Le premier recueil de poèmes de Sarah, The Space Between Sleep and Waking (1981), explore le passage du temps. Ses recueils suivants, Anyone Skating on That Middle Ground (1984) et Becoming Light (1987), célèbrent les surfaces et les objets ordinaires de nos vies quotidiennes, où « les choses peuvent être considérées en fonction de leur apparence », mais où l’observateur attentif, peut découvrir qu’il y a « toujours une petite surprise ».
Ses poèmes témoignent d’une personnalité sereine et engageante, attentive aux points de mutabilité où se rencontrent des réalités différentes, tel l’endroit « Où le chaud rencontre le froid à la fenêtre ». Ces thèmes reviennent dans Touchstone : New and Selected Poems (1992), Questions about the Stars (1998), qui comprend des textes de l’ouvrage A Brief History of Time (1988) de Stephen Hawking, et A Day’s Grace (2003).
Sarah signe beaucoup d’articles sur la poésie dans des journaux et des magazines au Canada et aux États-Unis, et certains sont réimprimés dans Little Eurekas : A Decade’s Thoughts on Poetry (1997).

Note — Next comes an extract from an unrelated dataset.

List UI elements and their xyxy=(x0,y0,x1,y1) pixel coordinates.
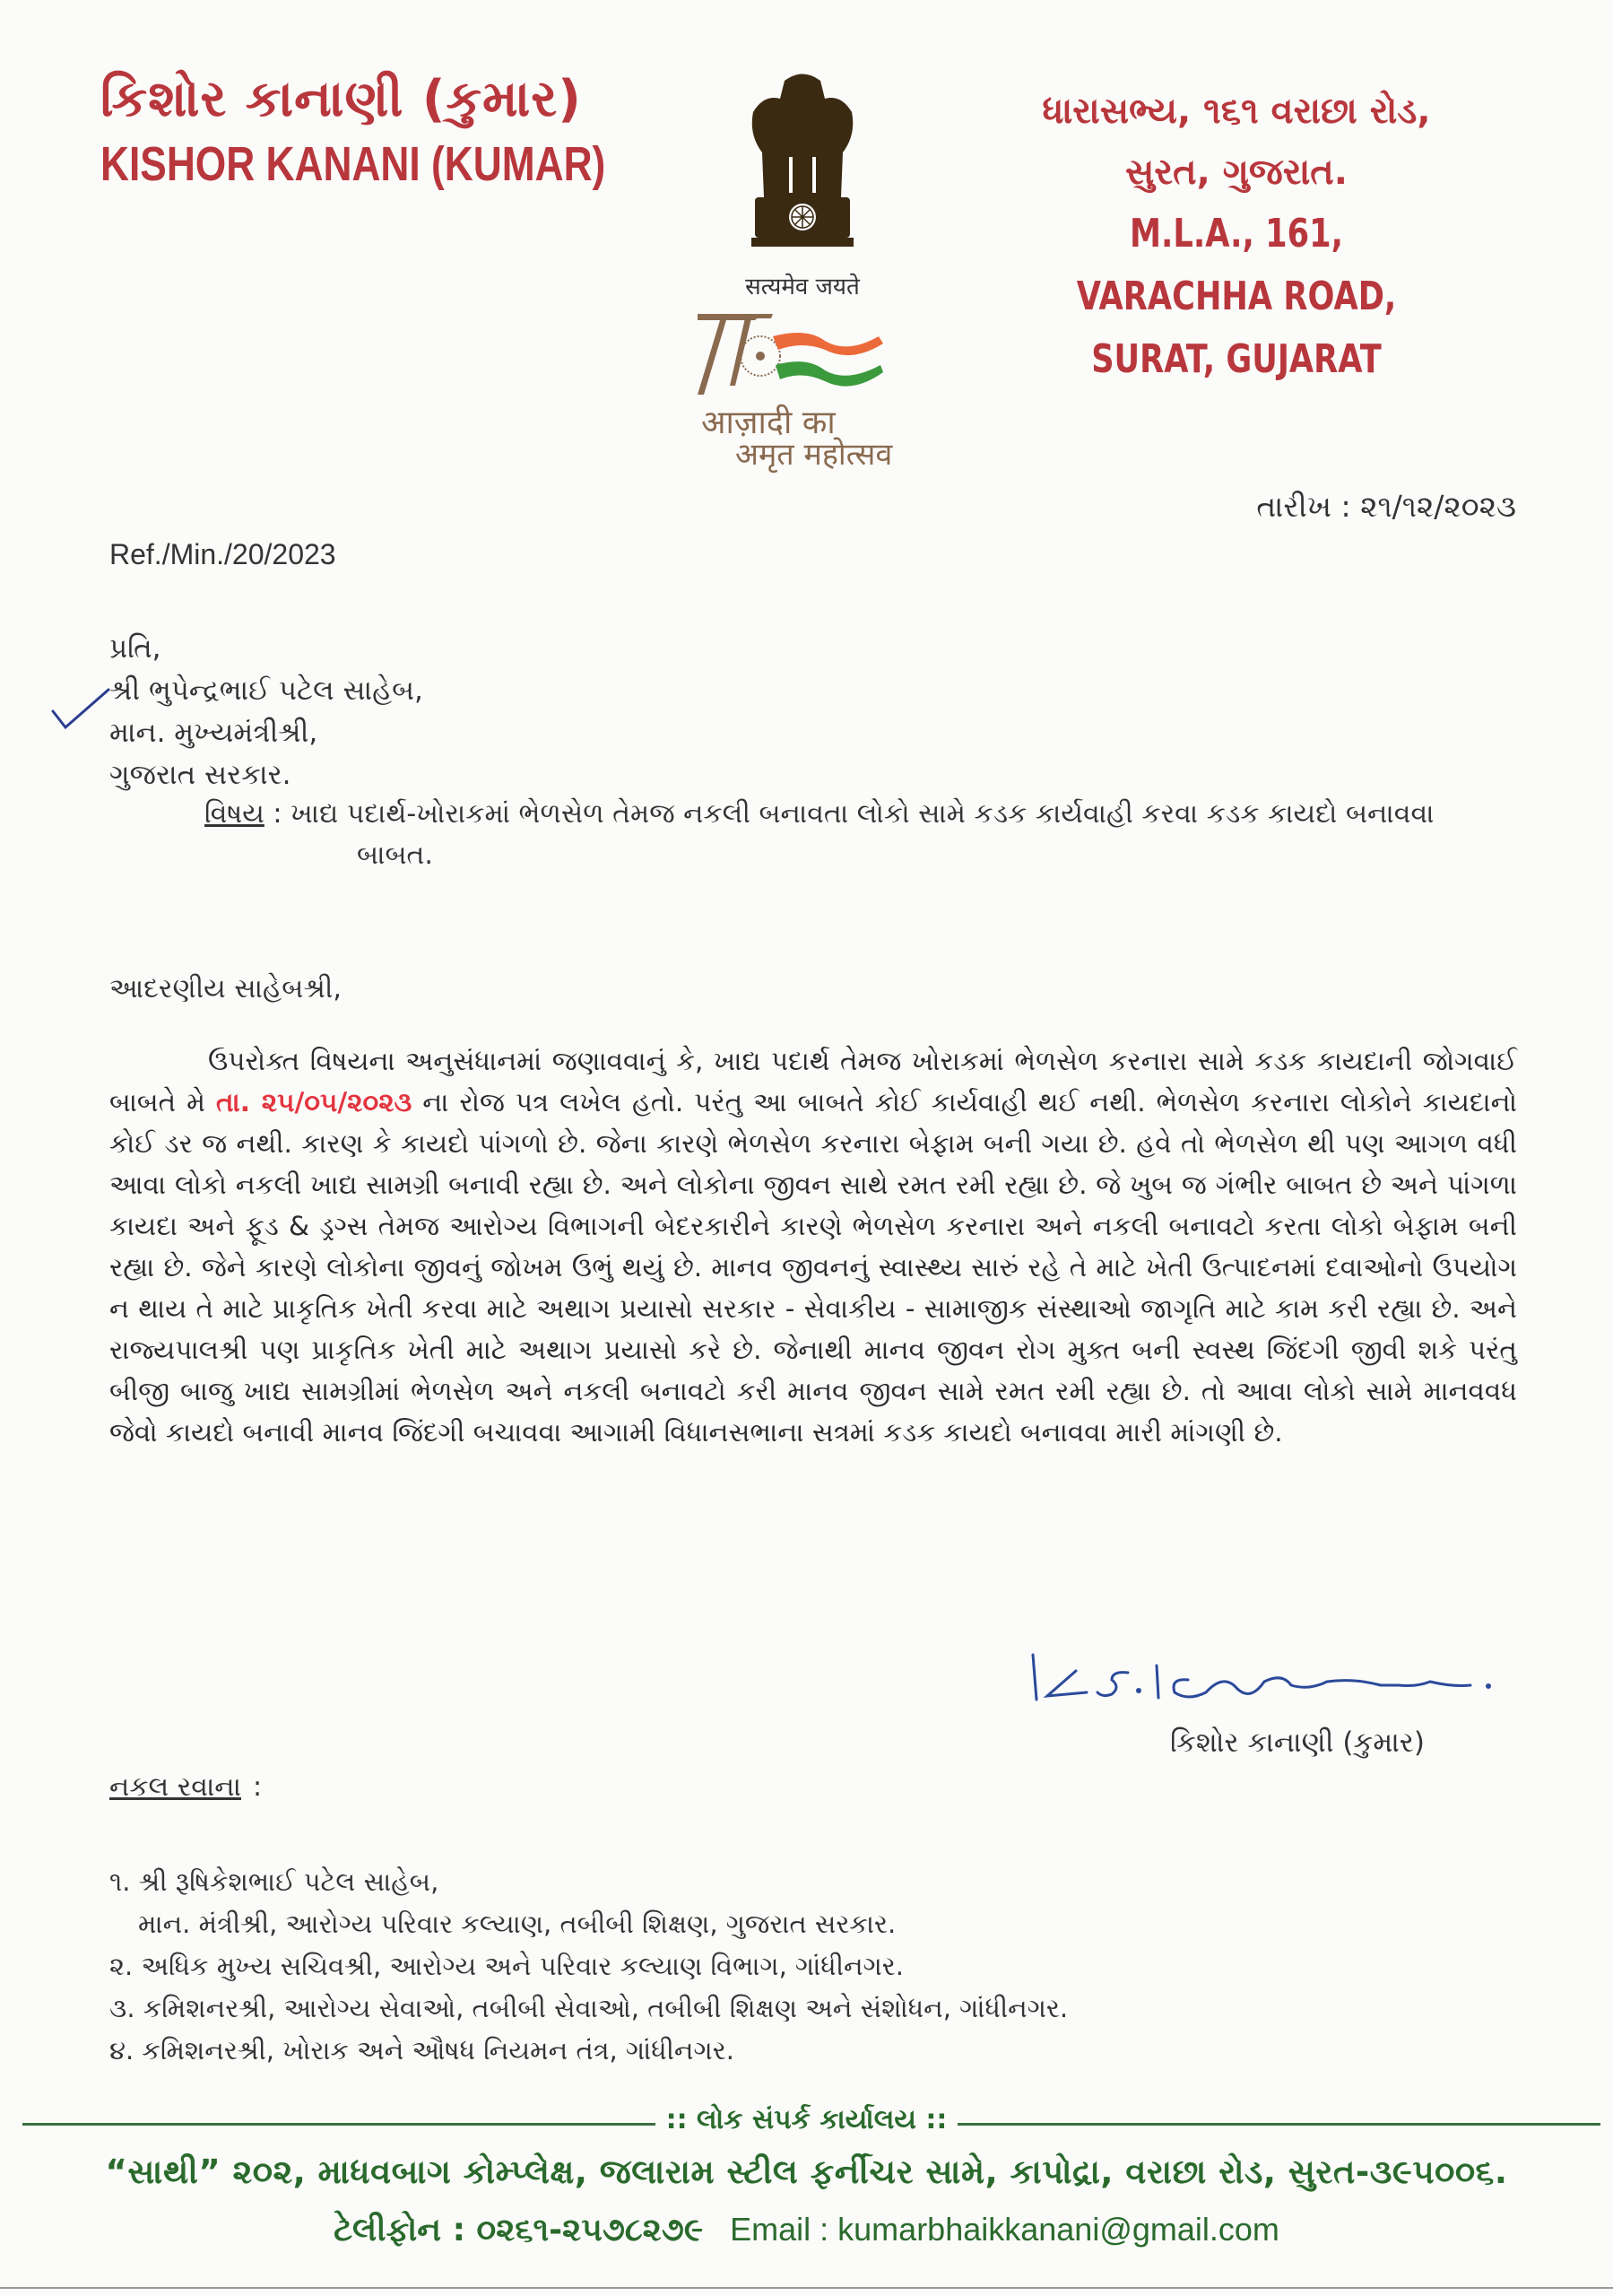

Elle publie également deux recueils de nouvelles, A Nice Gazebo (1992) et Promise of Shelter (1997).
Sarah remporte des prix pour tous les genres dans lesquels elle travaille. En 1990, elle gagne le concours littéraire de la SRC en poésie, sa nouvelle « Accept My Story » lui mérite un National Magazine Award en 1994, et Promise of Shelter (1997) est présélectionné en 1998 pour le prix QSPELL de la meilleure œuvre de fiction écrite en anglais par un auteur québécois.